Он хмуро потупился. Не отвечал. Я сдвинула костер, накидала веток и начала расстилать одеяла на ночь. Показала Микашу его постель.
— Расскажи мне сказку, — вдруг попросил он, усаживаясь. — Про слепого рыцаря. Ты обещала.
— Прости, не могу. Я умру, если скажу еще хоть слово в ближайшие дни, — я решительно легла и укуталась в одеяла.
— Тогда можно я попробую? — я почувствовала его теплые руки у себя на плечах.
Не возражала, если ему от этого станет легче. Он положил мою голову себе на колени и гладил по волосам.
Как ему теперь жить? Как нам теперь жить, ведь теперь он навсегда…
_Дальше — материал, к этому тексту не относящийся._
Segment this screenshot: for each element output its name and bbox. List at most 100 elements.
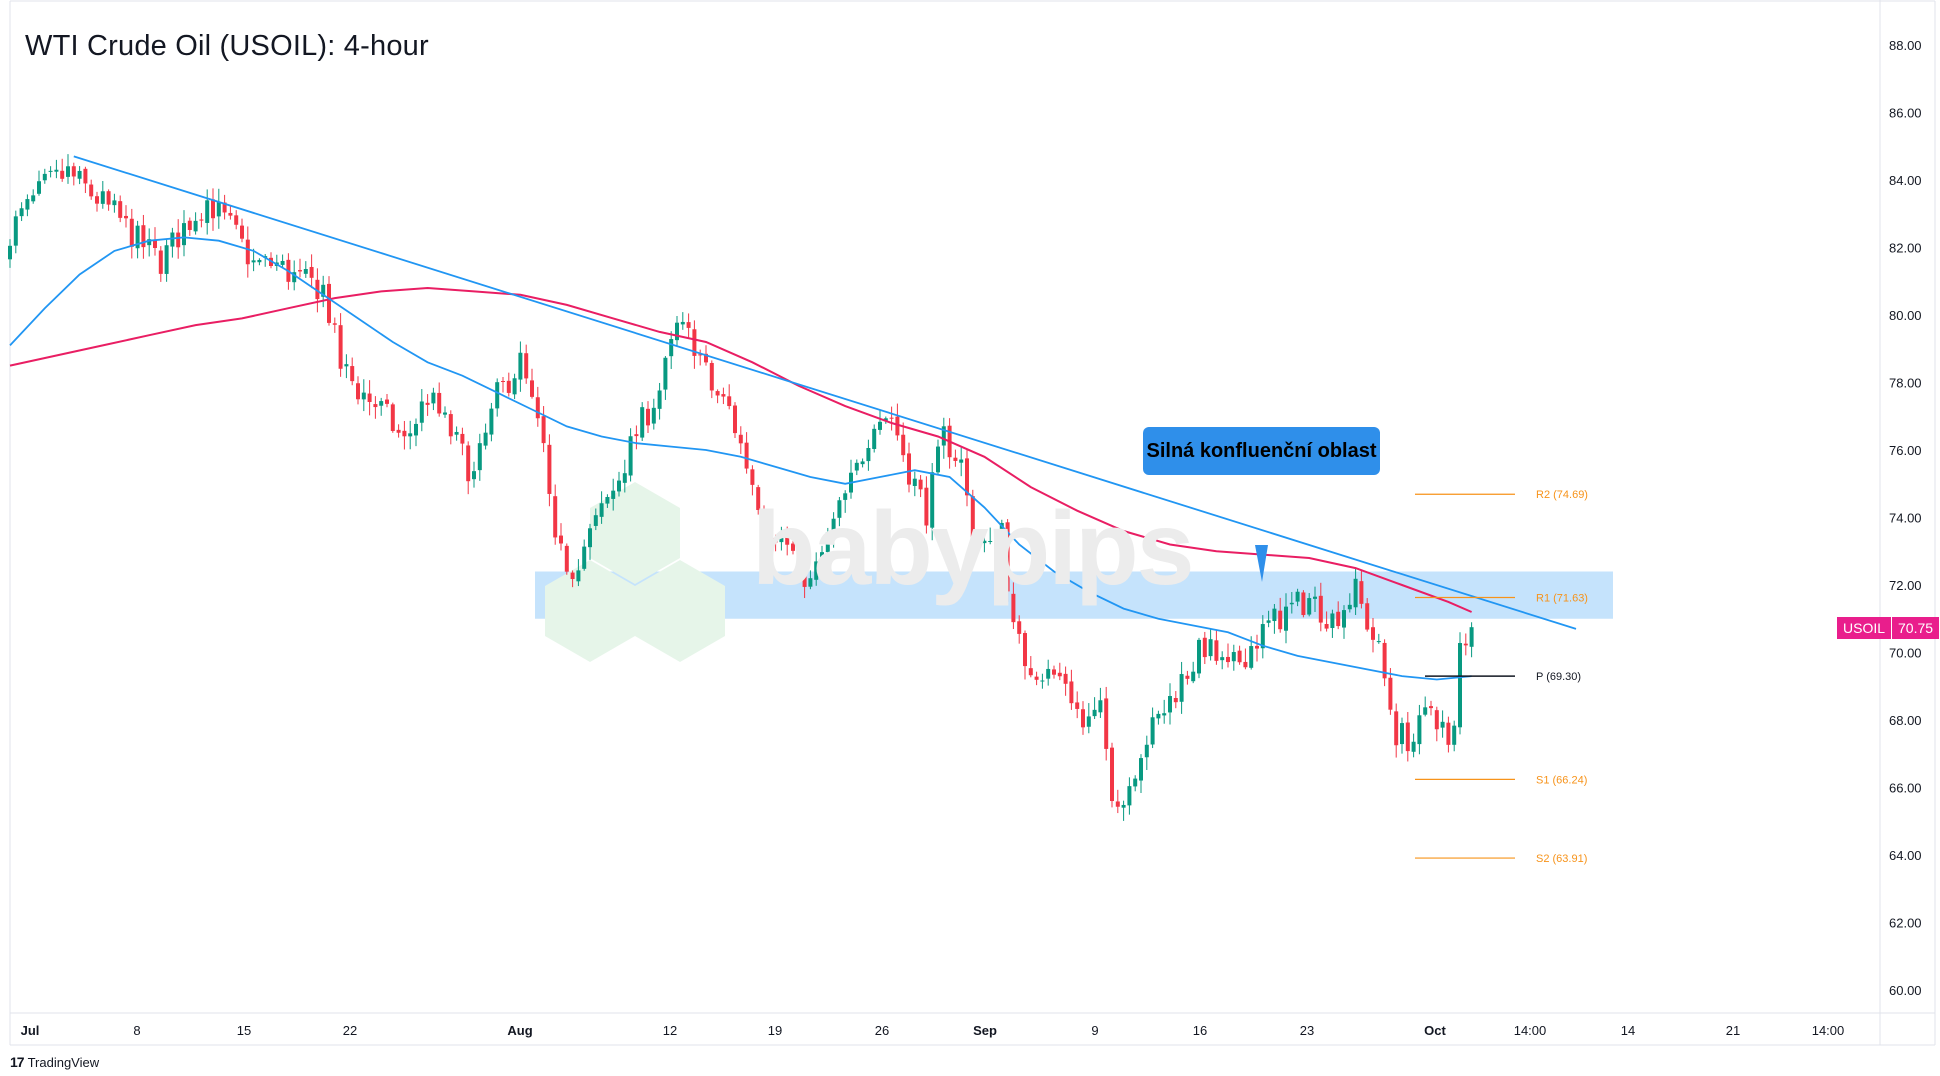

— Жила-была звездочка. Не сиделось ей дома с сестрами на ночном небосводе. Ей хотелось светить. Дарить тепло всем зверям в лесу не только ночью издалека, но и днем, соприкасаясь с душой каждого из них. Она спустилась к ним в лес, завораживала своим ярким светом. Все звери в лесу тянулись к ней, касались ее, уносили с собой частички ее света. Только слепой крот не видел ее и не восхищался ею, а проходил мимо, когда нес в норку червей и корешки, дивясь возбуждению других зверей. Звездочка все светила, отдавала себя всю без остатка, а звери все брали и брали, ничего не принося взамен. А когда у звездочки не осталось сил, она упала на землю и погасла, звери потеряли к ней интерес и разошлись. И только слепой крот, который не видел ее света, подобрал ее и унес к себе в норку. Там в тепле и сухости он выхаживал ее долгие зимние месяцы, пока она снова не засияла. Обретя силы, звездочке снова захотелось наверх к зверям, светить, пока не погаснет. Но злой слепой крот желал спрятать ее под колпаком ото всех. Чтобы она светила только для него. Светом, которого он никогда бы не смог увидеть. Он бы не брал у нее ни капли, ухаживал за ней, чтобы жила с ним как можно дольше. Но он знал, что одна во тьме она зачахнет и погибнет, как бы он ни старался ее спасти. Поэтому он отпустил ее наверх. И смиренно ждал, пока ей вновь понадобится его помощь. Так они и жили. Она светила, отдавала всю себя другим, а он выхаживал ее, когда она падала без сил и гасла. До конца своих дней, что оборвались вместе, потому что один не мог жить без другого.